Architecture of a Spark Application¶

Big picture¶

You will type your commands iin a local Spark session, and the SparkContext will take care of running your instructions distributed across the workers (executors) on a cluster. Each executor can have 1 or more CPU cores, its own memory cahe, and is responsible for handling its own distributed tasks. Communicaiton between local and workers and between worker and worker is handled by a cluster manager.

Spark components

Source: http://spark.apache.org/docs/latest/img/cluster-overview.png

Organizaiton of Spark tasks¶

Spark organizes tasks that can be performed without exchanging data across partitions into stages. The sequecne of tasks to be perfomed are laid out as a Directed Acyclic Graph (DAG). Tasks are differenitated into transforms (lazy evalutation - just add to DAG) and actions (eager evaluation - execute the specified path in the DAG). Note that calculations are not cached unless requested. Hence if you have triggered the action after RDD3 in the figure, then trigger the aciton after RDD6, RDD2 will be re-generated from RDD1 twice. We can avoid the re-calculation by persisting or cacheing RDD2.

Spark stages

Source: https://image.slidesharecdn.com/mapreducevsspark-150512052504-lva1-app6891/95/map-reduce-vs-spark-16-638.jpg?cb=1431408380

PySpark API

SparkContext¶

A SparkContext represents the connection to a Spark cluster, and can be used to create RDDs, accumulators and broadcast variables on that cluster. Here we set it up to use local nodes - the argument locals[*] means to use the local machine as the cluster, using as many worker threads as there are cores. You can also explicitly set the number of cores with locals[k] where k is an integer.

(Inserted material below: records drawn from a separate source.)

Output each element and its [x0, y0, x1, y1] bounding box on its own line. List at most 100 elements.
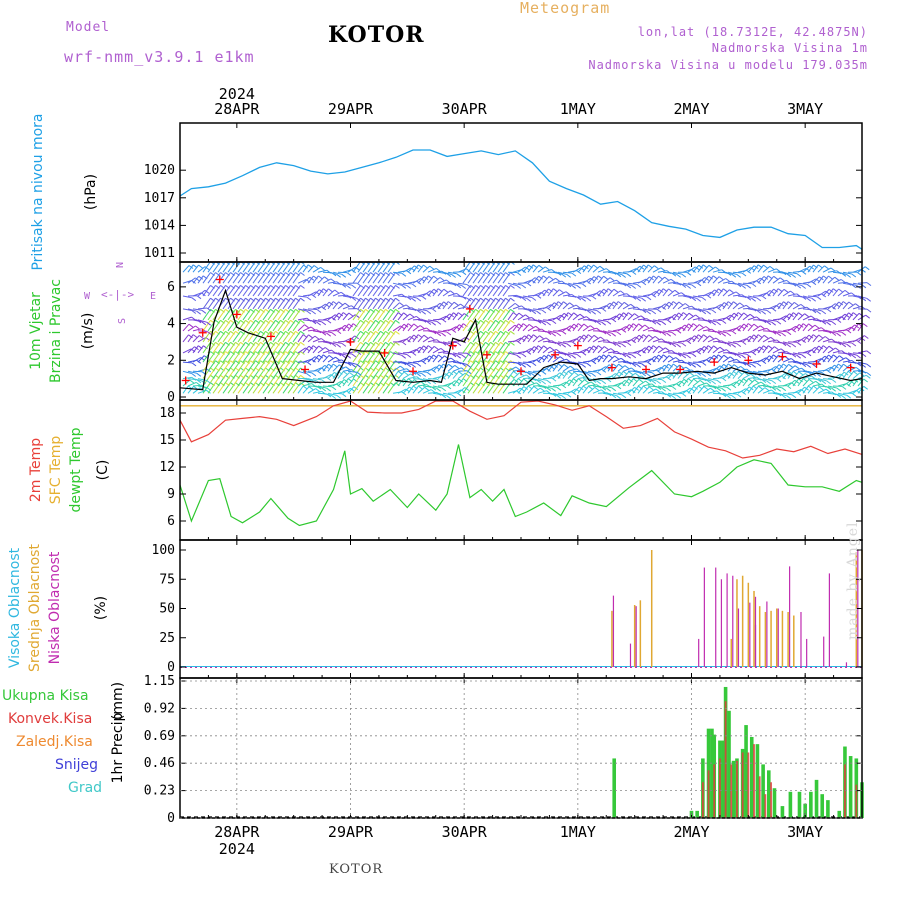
wind-barb — [677, 312, 684, 321]
wind-barb-flag — [351, 363, 357, 368]
wind-barb — [452, 378, 460, 387]
wind-barb — [292, 342, 301, 354]
compass-w: W — [84, 291, 91, 302]
wind-barb — [607, 330, 617, 333]
wind-barb — [277, 309, 286, 321]
wind-barb-flag — [802, 378, 808, 383]
wind-barb — [552, 271, 562, 275]
wind-barb — [252, 351, 261, 363]
wind-barb — [697, 308, 707, 312]
wind-barb — [702, 291, 712, 297]
wind-barb-flag — [736, 393, 742, 398]
wind-barb — [792, 352, 802, 356]
wind-barb — [277, 331, 286, 343]
wind-barb-flag — [581, 297, 587, 302]
wind-barb-flag — [192, 334, 198, 339]
wind-barb — [597, 392, 608, 394]
wind-barb-flag — [542, 275, 548, 280]
y-tick-label: 0 — [167, 390, 175, 405]
wind-barb — [492, 320, 501, 332]
wind-barb — [537, 289, 546, 297]
wind-barb-flag — [865, 374, 871, 379]
wind-barb — [227, 320, 236, 332]
wind-barb — [292, 367, 301, 379]
wind-barb-flag — [198, 264, 203, 269]
wind-barb-flag — [806, 364, 812, 368]
wind-barb — [682, 282, 692, 286]
wind-barb — [707, 266, 716, 273]
wind-barb — [792, 378, 799, 387]
wind-barb — [192, 292, 202, 297]
wind-barb — [847, 282, 857, 286]
wind-barb — [552, 314, 561, 321]
wind-barb-flag — [668, 288, 673, 293]
wind-barb-flag — [188, 265, 194, 269]
wind-barb — [277, 297, 286, 310]
total-precip-bar — [820, 794, 825, 818]
wind-barb — [782, 392, 792, 396]
wind-barb — [262, 320, 271, 332]
wind-barb — [332, 312, 340, 321]
y-tick-label: 1017 — [144, 191, 175, 206]
wind-barb — [252, 297, 261, 310]
wind-barb — [262, 342, 271, 354]
wind-barb-flag — [576, 284, 582, 289]
wind-barb-flag — [648, 334, 653, 339]
wind-barb — [692, 334, 699, 343]
wind-barb — [632, 295, 642, 299]
wind-barb-flag — [555, 348, 561, 353]
wind-barb — [707, 275, 714, 284]
wind-barb — [792, 371, 800, 379]
wind-barb — [402, 267, 412, 273]
wind-barb — [397, 368, 407, 372]
wind-barb — [427, 339, 437, 343]
wind-barb — [542, 346, 551, 354]
wind-barb — [777, 392, 787, 397]
wind-barb-flag — [341, 342, 347, 347]
wind-barb — [677, 390, 687, 394]
wind-barb — [442, 313, 451, 321]
wind-barb-flag — [641, 363, 647, 368]
wind-barb-flag — [796, 273, 802, 278]
wind-barb — [497, 351, 506, 363]
wind-barb-flag — [626, 342, 632, 346]
wind-barb — [362, 297, 371, 310]
wind-barb — [622, 324, 630, 332]
wind-barb — [652, 391, 662, 394]
wind-barb-flag — [311, 372, 317, 377]
wind-barb-flag — [631, 354, 637, 359]
wind-barb-flag — [751, 363, 757, 368]
wind-barb — [627, 282, 637, 285]
wind-barb — [322, 330, 332, 334]
wind-barb — [787, 365, 796, 372]
wind-barb — [287, 309, 296, 321]
wind-barb-flag — [206, 307, 212, 312]
wind-barb-flag — [681, 273, 687, 278]
wind-barb — [712, 276, 720, 284]
wind-barb — [207, 261, 216, 273]
wind-barb — [657, 288, 664, 297]
wind-barb — [842, 282, 852, 286]
wind-barb-flag — [786, 343, 792, 348]
wind-barb-flag — [591, 310, 597, 315]
wind-barb-flag — [409, 313, 415, 318]
conv-precip-bar — [844, 764, 846, 818]
wind-barb — [832, 392, 842, 397]
wind-barb — [327, 314, 336, 321]
top-day-label: 28APR — [214, 100, 260, 118]
wind-barb — [392, 325, 401, 332]
wind-barb-flag — [798, 371, 804, 376]
wind-barb-flag — [658, 345, 664, 350]
wind-barb — [357, 285, 366, 297]
wind-barb-flag — [815, 380, 821, 385]
wind-barb — [617, 360, 627, 363]
wind-barb-flag — [668, 355, 674, 360]
wind-barb — [242, 320, 251, 332]
wind-barb — [602, 277, 611, 284]
wind-barb-flag — [766, 380, 772, 385]
wind-barb-flag — [671, 395, 677, 400]
wind-barb — [472, 309, 481, 321]
wind-barb — [547, 385, 557, 388]
wind-barb — [302, 383, 312, 387]
wind-barb-flag — [656, 369, 662, 374]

With Saprk 2.0 onwards, there is also a SparkSession that manages DataFrames, which is the preferred abstraction for working in Spark. However DataFrames are composed of RDDs, and it is still necesaary to understand how to use and mainpulate RDDs for low level operations.

Depending on your setup, you many have to import SparkContext. This is not necessary in our Docker containers as we will be using livy.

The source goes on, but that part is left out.